求解一类特殊力学量的特征矩阵对角化方法

在力学中有一类量的求解可归结为矩阵特征值和特征向量的求解 ,而求解矩阵的特征值将要求解高次方程的根 ,这在数学上将遇到难以克服的困难。本文把这类形式上相似的力学量用矩阵写成一个统一的表达式 ,并对这统一的表达式进行了讨论 ,揭示了各不同力学量本质的东西 ,给出了求解这类特殊的力学量的特征矩阵对角化方法。利用这种方法 ,同时可求出该矩阵所有的特征值和正交的特征向量 ,避免了求解高次方程根的困难与把各特征向量正交化的麻烦。

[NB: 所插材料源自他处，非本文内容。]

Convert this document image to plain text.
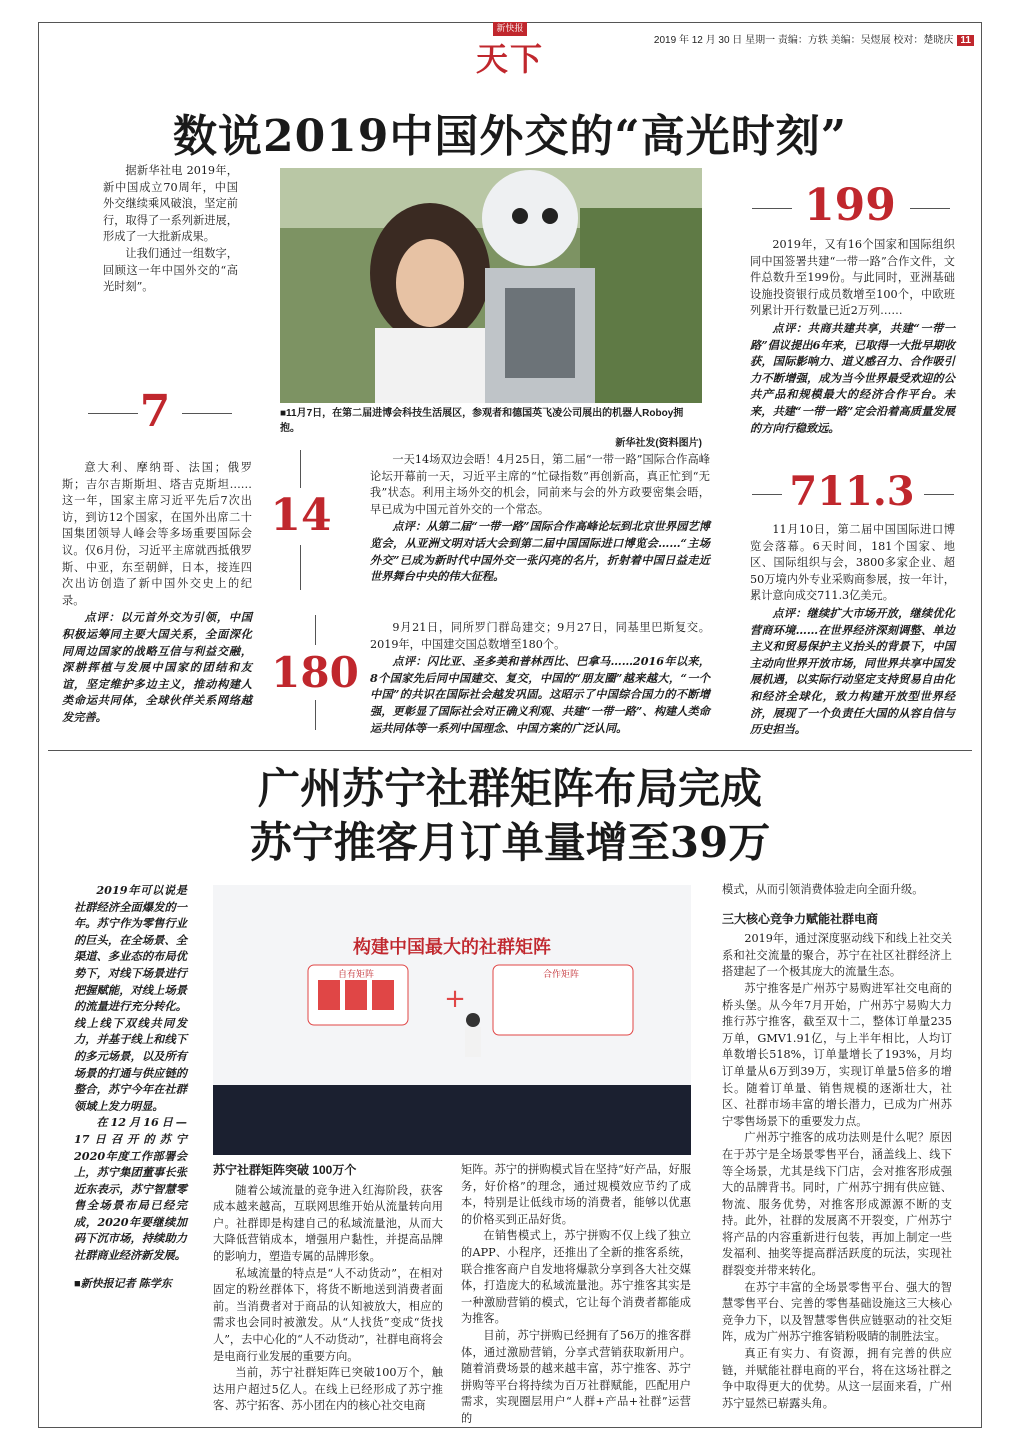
新快报
天下	2019 年 12 月 30 日 星期一 责编：方轶 美编：吴煜展 校对：楚晓庆 11
数说2019中国外交的“高光时刻”

据新华社电 2019年，新中国成立70周年，中国外交继续乘风破浪，坚定前行，取得了一系列新进展，形成了一大批新成果。

让我们通过一组数字，回顾这一年中国外交的“高光时刻”。

■11月7日，在第二届进博会科技生活展区，参观者和德国英飞凌公司展出的机器人Roboy拥抱。
新华社发(资料图片)
199

2019年，又有16个国家和国际组织同中国签署共建“一带一路”合作文件，文件总数升至199份。与此同时，亚洲基础设施投资银行成员数增至100个，中欧班列累计开行数量已近2万列……

点评：共商共建共享，共建“一带一路”倡议提出6年来，已取得一大批早期收获，国际影响力、道义感召力、合作吸引力不断增强，成为当今世界最受欢迎的公共产品和规模最大的经济合作平台。未来，共建“一带一路”定会沿着高质量发展的方向行稳致远。

7

意大利、摩纳哥、法国；俄罗斯；吉尔吉斯斯坦、塔吉克斯坦……这一年，国家主席习近平先后7次出访，到访12个国家，在国外出席二十国集团领导人峰会等多场重要国际会议。仅6月份，习近平主席就西抵俄罗斯、中亚，东至朝鲜，日本，接连四次出访创造了新中国外交史上的纪录。

点评：以元首外交为引领，中国积极运筹同主要大国关系，全面深化同周边国家的战略互信与利益交融，深耕挥植与发展中国家的团结和友谊，坚定维护多边主义，推动构建人类命运共同体，全球伙伴关系网络越发完善。

14

一天14场双边会晤！4月25日，第二届“一带一路”国际合作高峰论坛开幕前一天，习近平主席的“忙碌指数”再创新高，真正忙到“无我”状态。利用主场外交的机会，同前来与会的外方政要密集会晤，早已成为中国元首外交的一个常态。

点评：从第二届“一带一路”国际合作高峰论坛到北京世界园艺博览会，从亚洲文明对话大会到第二届中国国际进口博览会……“主场外交”已成为新时代中国外交一张闪亮的名片，折射着中国日益走近世界舞台中央的伟大征程。

180

9月21日，同所罗门群岛建交；9月27日，同基里巴斯复交。2019年，中国建交国总数增至180个。

点评：闪比亚、圣多美和普林西比、巴拿马……2016年以来，8个国家先后同中国建交、复交，中国的“朋友圈”越来越大，“一个中国”的共识在国际社会越发巩固。这昭示了中国综合国力的不断增强，更彰显了国际社会对正确义利观、共建“一带一路”、构建人类命运共同体等一系列中国理念、中国方案的广泛认同。

711.3

11月10日，第二届中国国际进口博览会落幕。6天时间，181个国家、地区、国际组织与会，3800多家企业、超50万境内外专业采购商参展，按一年计，累计意向成交711.3亿美元。

点评：继续扩大市场开放，继续优化营商环境……在世界经济深刻调整、单边主义和贸易保护主义抬头的背景下，中国主动向世界开放市场，同世界共享中国发展机遇，以实际行动坚定支持贸易自由化和经济全球化，致力构建开放型世界经济，展现了一个负责任大国的从容自信与历史担当。

广州苏宁社群矩阵布局完成
苏宁推客月订单量增至39万

2019年可以说是社群经济全面爆发的一年。苏宁作为零售行业的巨头，在全场景、全渠道、多业态的布局优势下，对线下场景进行把握赋能，对线上场景的流量进行充分转化。线上线下双线共同发力，并基于线上和线下的多元场景，以及所有场景的打通与供应链的整合，苏宁今年在社群领域上发力明显。

在12月16日—17日召开的苏宁2020年度工作部署会上，苏宁集团董事长张近东表示，苏宁智慧零售全场景布局已经完成，2020年要继续加码下沉市场，持续助力社群商业经济新发展。

■新快报记者 陈学东
+
构建中国最大的社群矩阵
自有矩阵	合作矩阵
苏宁社群矩阵突破 100万个

随着公域流量的竞争进入红海阶段，获客成本越来越高，互联网思维开始从流量转向用户。社群即是构建自己的私域流量池，从而大大降低营销成本，增强用户黏性，并提高品牌的影响力，塑造专属的品牌形象。

私域流量的特点是“人不动货动”，在相对固定的粉丝群体下，将货不断地送到消费者面前。当消费者对于商品的认知被放大，相应的需求也会同时被激发。从“人找货”变成“货找人”，去中心化的“人不动货动”，社群电商将会是电商行业发展的重要方向。

当前，苏宁社群矩阵已突破100万个，触达用户超过5亿人。在线上已经形成了苏宁推客、苏宁拓客、苏小团在内的核心社交电商

矩阵。苏宁的拼购模式旨在坚持“好产品，好服务，好价格”的理念，通过规模效应节约了成本，特别是让低线市场的消费者，能够以优惠的价格买到正品好货。

在销售模式上，苏宁拼购不仅上线了独立的APP、小程序，还推出了全新的推客系统，联合推客商户自发地将爆款分享到各大社交媒体，打造庞大的私域流量池。苏宁推客其实是一种激励营销的模式，它让每个消费者都能成为推客。

目前，苏宁拼购已经拥有了56万的推客群体，通过激励营销，分享式营销获取新用户。随着消费场景的越来越丰富，苏宁推客、苏宁拼购等平台将持续为百万社群赋能，匹配用户需求，实现圈层用户“人群+产品+社群”运营的

模式，从而引领消费体验走向全面升级。

三大核心竞争力赋能社群电商

2019年，通过深度驱动线下和线上社交关系和社交流量的聚合，苏宁在社区社群经济上搭建起了一个极其庞大的流量生态。

苏宁推客是广州苏宁易购进军社交电商的桥头堡。从今年7月开始，广州苏宁易购大力推行苏宁推客，截至双十二，整体订单量235万单，GMV1.91亿，与上半年相比，人均订单数增长518%，订单量增长了193%，月均订单量从6万到39万，实现订单量5倍多的增长。随着订单量、销售规模的逐渐壮大，社区、社群市场丰富的增长潜力，已成为广州苏宁零售场景下的重要发力点。

广州苏宁推客的成功法则是什么呢？原因在于苏宁是全场景零售平台，涵盖线上、线下等全场景，尤其是线下门店，会对推客形成强大的品牌背书。同时，广州苏宁拥有供应链、物流、服务优势，对推客形成源源不断的支持。此外，社群的发展离不开裂变，广州苏宁将产品的内容重新进行包装，再加上制定一些发福利、抽奖等提高群活跃度的玩法，实现社群裂变并带来转化。

在苏宁丰富的全场景零售平台、强大的智慧零售平台、完善的零售基础设施这三大核心竞争力下，以及智慧零售供应链驱动的社交矩阵，成为广州苏宁推客销粉吸睛的制胜法宝。

真正有实力、有资源，拥有完善的供应链，并赋能社群电商的平台，将在这场社群之争中取得更大的优势。从这一层面来看，广州苏宁显然已崭露头角。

An Eigen-matrix Diagonalization Method for Solving A Category of Special Mechanical Quantities

In mechanics,solutions of some quantities may be achieved by solving eigen values and eigen vectors of matrix. However, to solve eigen values of matrix needs to solve roots of higher degree equation,which may encounter great difficulities .In this paper, the mechanical quantities with similar forms are written as a uniform matrix expression, which is futher discussed in the paper. Their essential aspect of these different mechanical quantities are revealed. An eigen matrix diagonalization method for solving this category of special mechanical quantities is derived. All the eigen values of the matrix and orthogonal eigen vectors can be solved by this method without solving higher degree equation and orthogonalization of every eigen vectors.